Tindakan Tegas MRT Jakarta Terhadap Ijazah Palsu

PT MRT Jakarta (Perseroda) menyiapkan langkah pemutusan hubungan kerja (PHK) sebagai hukuman paling berat bagi pegawai yang terbukti menggunakan ijazah palsu dalam proses seleksi kerja.

Ahmad Pratomo, Corporate Secretary Division Head PT MRT Jakarta, menyatakan Jumat kemarin di Jakarta bahwa saat ini pihaknya tengah melakukan penyelidikan internal terhadap dugaan penggunaan ijazah palsu oleh salah satu pegawai. “Jika setelah proses investigasi internal terbukti karyawan bersangkutan menggunakan ijazah palsu, maka akan ditindak sesuai peraturan internal yang berlaku dengan tingkatan hukuman paling berat yaitu PHK,” tegasnya.

Apabila nanti diketahui bahwa tidak ada pelanggaran, lanjutnya, pihaknya akan menindak tegas pihak internal yang menyebarkan informasi palsu atau fitnah sesuai dengan peraturan yang berlaku. “Kami akan melakukan investigasi terhadap karyawan yang menyebarkan berita fitnah atau keliru hingga pencemaran nama baik, dan akan ada konsekuensi berdasarkan peraturan internal,” ujar dia.

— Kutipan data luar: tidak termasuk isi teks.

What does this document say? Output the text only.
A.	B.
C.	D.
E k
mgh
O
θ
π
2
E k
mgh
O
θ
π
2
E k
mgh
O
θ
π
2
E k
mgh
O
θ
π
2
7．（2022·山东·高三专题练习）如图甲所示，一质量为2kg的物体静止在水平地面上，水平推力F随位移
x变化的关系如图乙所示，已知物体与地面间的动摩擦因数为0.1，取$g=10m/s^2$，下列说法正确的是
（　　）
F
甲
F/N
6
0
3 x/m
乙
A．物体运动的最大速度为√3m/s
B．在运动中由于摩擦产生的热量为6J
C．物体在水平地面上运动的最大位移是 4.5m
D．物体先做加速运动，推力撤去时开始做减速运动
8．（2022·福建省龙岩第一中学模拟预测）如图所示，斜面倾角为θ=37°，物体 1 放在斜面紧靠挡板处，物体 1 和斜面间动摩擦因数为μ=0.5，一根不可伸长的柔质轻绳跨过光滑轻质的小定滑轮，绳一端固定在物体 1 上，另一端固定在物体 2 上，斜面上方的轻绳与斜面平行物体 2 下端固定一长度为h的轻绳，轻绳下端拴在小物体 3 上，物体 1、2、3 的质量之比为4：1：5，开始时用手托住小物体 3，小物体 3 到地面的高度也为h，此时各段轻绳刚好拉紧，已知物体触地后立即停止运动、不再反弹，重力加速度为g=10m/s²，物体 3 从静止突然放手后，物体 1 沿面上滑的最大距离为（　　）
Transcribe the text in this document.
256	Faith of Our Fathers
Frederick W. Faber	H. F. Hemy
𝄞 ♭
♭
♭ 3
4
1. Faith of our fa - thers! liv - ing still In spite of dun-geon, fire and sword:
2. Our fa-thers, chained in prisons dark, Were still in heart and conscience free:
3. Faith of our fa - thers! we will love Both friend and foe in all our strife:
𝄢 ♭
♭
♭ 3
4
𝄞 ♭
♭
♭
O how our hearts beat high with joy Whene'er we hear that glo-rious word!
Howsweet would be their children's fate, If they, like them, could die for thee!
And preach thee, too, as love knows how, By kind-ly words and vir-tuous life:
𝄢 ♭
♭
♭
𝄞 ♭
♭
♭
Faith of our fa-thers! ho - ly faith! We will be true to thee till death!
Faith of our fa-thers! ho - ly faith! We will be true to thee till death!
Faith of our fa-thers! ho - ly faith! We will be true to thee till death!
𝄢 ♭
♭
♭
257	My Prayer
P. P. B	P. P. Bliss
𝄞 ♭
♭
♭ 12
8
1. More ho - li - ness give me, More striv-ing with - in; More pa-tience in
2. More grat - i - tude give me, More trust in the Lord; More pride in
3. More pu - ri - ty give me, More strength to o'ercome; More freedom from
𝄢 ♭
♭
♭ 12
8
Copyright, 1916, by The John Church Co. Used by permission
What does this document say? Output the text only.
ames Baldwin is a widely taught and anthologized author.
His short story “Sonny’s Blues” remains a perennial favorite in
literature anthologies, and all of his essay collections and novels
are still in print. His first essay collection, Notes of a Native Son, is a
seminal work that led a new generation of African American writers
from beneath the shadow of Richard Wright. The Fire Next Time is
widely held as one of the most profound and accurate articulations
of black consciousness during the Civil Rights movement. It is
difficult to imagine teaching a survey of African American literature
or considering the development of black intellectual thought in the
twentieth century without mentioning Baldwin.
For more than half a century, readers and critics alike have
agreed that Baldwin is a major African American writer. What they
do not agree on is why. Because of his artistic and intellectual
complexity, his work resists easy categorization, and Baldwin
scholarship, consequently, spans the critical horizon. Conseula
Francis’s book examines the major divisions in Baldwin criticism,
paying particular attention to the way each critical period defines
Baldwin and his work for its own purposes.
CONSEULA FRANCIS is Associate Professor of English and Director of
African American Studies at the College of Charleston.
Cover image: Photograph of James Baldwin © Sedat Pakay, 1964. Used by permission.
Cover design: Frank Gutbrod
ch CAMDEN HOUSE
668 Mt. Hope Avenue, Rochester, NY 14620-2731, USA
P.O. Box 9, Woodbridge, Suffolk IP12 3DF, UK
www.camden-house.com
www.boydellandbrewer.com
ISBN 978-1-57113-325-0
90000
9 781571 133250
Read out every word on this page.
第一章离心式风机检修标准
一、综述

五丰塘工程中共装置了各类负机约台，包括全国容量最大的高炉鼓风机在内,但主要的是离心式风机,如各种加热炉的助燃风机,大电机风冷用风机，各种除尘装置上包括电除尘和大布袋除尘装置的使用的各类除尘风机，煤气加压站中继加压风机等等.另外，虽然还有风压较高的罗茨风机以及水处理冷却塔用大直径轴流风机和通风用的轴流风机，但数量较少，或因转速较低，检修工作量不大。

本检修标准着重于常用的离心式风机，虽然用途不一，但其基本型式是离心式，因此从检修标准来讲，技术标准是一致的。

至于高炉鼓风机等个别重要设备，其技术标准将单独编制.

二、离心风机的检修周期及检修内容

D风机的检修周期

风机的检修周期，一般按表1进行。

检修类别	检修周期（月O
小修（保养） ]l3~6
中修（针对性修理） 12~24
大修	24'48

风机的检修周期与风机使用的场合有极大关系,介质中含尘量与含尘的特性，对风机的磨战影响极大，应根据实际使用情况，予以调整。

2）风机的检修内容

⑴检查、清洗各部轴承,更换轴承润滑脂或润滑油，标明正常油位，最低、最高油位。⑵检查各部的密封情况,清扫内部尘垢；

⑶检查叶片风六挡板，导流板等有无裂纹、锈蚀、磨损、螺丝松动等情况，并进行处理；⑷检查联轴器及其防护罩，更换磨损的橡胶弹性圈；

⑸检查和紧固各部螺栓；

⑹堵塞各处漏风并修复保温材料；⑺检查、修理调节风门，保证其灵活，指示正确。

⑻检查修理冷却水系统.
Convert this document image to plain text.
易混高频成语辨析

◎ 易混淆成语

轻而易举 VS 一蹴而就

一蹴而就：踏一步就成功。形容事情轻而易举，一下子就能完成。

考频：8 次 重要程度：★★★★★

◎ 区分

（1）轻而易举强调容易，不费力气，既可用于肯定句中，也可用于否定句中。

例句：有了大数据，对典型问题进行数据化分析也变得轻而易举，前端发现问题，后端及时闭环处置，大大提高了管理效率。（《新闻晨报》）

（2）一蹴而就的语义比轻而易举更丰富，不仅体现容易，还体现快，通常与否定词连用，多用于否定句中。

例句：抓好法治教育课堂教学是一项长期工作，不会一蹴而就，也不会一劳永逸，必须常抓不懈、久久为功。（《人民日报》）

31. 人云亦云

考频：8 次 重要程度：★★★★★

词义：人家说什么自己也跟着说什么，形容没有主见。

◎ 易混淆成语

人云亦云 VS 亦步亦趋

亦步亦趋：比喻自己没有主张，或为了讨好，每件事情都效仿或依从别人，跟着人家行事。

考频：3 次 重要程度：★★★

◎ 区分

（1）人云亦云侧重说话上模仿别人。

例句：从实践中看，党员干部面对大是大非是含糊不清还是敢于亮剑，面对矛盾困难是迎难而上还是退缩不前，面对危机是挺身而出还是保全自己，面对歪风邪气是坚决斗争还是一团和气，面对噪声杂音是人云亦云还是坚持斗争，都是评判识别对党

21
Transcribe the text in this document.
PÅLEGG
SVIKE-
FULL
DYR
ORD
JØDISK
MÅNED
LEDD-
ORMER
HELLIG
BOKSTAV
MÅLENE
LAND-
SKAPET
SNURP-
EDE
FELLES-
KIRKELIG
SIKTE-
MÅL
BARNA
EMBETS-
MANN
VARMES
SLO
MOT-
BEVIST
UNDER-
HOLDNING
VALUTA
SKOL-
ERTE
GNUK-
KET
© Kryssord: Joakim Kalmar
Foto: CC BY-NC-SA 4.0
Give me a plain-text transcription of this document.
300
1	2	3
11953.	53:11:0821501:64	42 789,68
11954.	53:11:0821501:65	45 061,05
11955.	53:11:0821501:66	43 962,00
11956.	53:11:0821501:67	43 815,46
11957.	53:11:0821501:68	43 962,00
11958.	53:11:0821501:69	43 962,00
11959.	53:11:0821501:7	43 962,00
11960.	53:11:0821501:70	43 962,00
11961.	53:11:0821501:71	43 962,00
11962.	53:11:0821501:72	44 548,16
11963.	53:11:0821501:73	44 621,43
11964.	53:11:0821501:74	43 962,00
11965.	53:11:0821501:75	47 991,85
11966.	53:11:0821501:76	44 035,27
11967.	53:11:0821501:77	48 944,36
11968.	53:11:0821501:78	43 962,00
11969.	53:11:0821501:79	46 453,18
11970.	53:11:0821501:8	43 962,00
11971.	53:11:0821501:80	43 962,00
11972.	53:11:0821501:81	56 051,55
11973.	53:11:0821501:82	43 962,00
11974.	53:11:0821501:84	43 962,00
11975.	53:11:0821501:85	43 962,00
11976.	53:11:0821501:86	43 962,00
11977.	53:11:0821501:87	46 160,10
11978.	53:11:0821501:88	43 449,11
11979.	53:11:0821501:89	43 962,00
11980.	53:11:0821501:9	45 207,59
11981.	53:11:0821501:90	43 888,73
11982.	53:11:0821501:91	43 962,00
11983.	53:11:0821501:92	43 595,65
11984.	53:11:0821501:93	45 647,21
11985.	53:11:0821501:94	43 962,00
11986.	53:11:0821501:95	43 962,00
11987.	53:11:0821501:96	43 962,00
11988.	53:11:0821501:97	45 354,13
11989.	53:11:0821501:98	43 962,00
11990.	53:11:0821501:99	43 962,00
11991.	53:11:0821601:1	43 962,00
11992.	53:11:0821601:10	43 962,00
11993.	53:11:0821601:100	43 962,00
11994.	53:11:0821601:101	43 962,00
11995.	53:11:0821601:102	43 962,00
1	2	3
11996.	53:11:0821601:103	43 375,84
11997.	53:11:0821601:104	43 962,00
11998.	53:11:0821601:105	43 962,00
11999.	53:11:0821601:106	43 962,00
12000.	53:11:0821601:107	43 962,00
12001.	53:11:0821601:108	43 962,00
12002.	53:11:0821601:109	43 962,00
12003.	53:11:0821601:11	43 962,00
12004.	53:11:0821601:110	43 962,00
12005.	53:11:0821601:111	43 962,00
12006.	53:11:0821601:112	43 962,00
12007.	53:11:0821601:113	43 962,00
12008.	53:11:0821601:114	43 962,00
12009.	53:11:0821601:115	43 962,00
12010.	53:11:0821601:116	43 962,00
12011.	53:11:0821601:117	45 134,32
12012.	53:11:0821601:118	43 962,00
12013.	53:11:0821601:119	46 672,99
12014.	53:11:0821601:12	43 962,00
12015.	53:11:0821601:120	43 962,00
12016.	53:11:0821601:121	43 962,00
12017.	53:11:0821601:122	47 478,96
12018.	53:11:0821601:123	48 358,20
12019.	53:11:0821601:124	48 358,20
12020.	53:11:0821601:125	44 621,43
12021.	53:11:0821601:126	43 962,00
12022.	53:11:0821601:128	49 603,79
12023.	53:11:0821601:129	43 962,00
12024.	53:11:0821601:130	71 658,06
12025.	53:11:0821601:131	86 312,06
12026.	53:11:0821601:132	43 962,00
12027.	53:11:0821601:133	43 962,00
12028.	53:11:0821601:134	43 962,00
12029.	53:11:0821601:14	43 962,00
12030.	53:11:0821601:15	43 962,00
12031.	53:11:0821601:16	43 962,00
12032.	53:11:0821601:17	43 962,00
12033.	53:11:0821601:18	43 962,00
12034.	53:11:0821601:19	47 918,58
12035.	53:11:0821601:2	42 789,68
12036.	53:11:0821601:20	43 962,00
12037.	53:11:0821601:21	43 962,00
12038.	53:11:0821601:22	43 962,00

Di sisi lain, Achmad Nur Hidayat, seorang Ekonom dan Pakar Kebijakan Publik dari UPN Veteran Jakarta, memberikan sejumlah rekomendasi langkah-langkah strategis yang harus segera diambil oleh MRT Jakarta terkait kasus ini. Langkah pertama adalah menyelesaikan investigasi internal dengan tuntas serta mengumumkan hasilnya secara transparan kepada publik, karena masyarakat sebagai pengguna dan pembayar pajak berhak mendapatkan informasi yang benar.

Langkah kedua adalah melakukan audit ulang atas keaslian ijazah semua pegawai, terutama mereka yang menduduki posisi strategis dan teknis, untuk mencegah kejadian serupa. Selanjutnya, perbaiki sistem rekrutmen dengan verifikasi digital dengan DIKTI melalui SIVIL, tidak hanya mengandalkan fotokopi ijazah.

MRT Jakarta juga harus menegakkan integritas sebagai syarat utama dalam rekrutmen dan promosi jabatan, karena tanpa integritas, kompetensi hanya akan menjadi potensi moral hazard di masa depan. Terakhir, penting untuk melakukan komunikasi publik yang jujur, tegas, dan empatik, agar tidak menunggu isu membesar dan menghancurkan reputasi institusi.

Menurut Achmad, reputasi institusi tidak dapat dibangun hanya melalui infrastruktur yang megah, tetapi lebih dari kepercayaan publik terhadap profesionalisme dan kejujuran para pengelolanya. “Jika MRT Jakarta gagal menanganinya dengan cepat dan terbuka, maka investasi triliunan rupiah akan sia-sia karena hilangnya kepercayaan publik adalah kerugian terbesar transportasi publik manapun,” kata Achmad.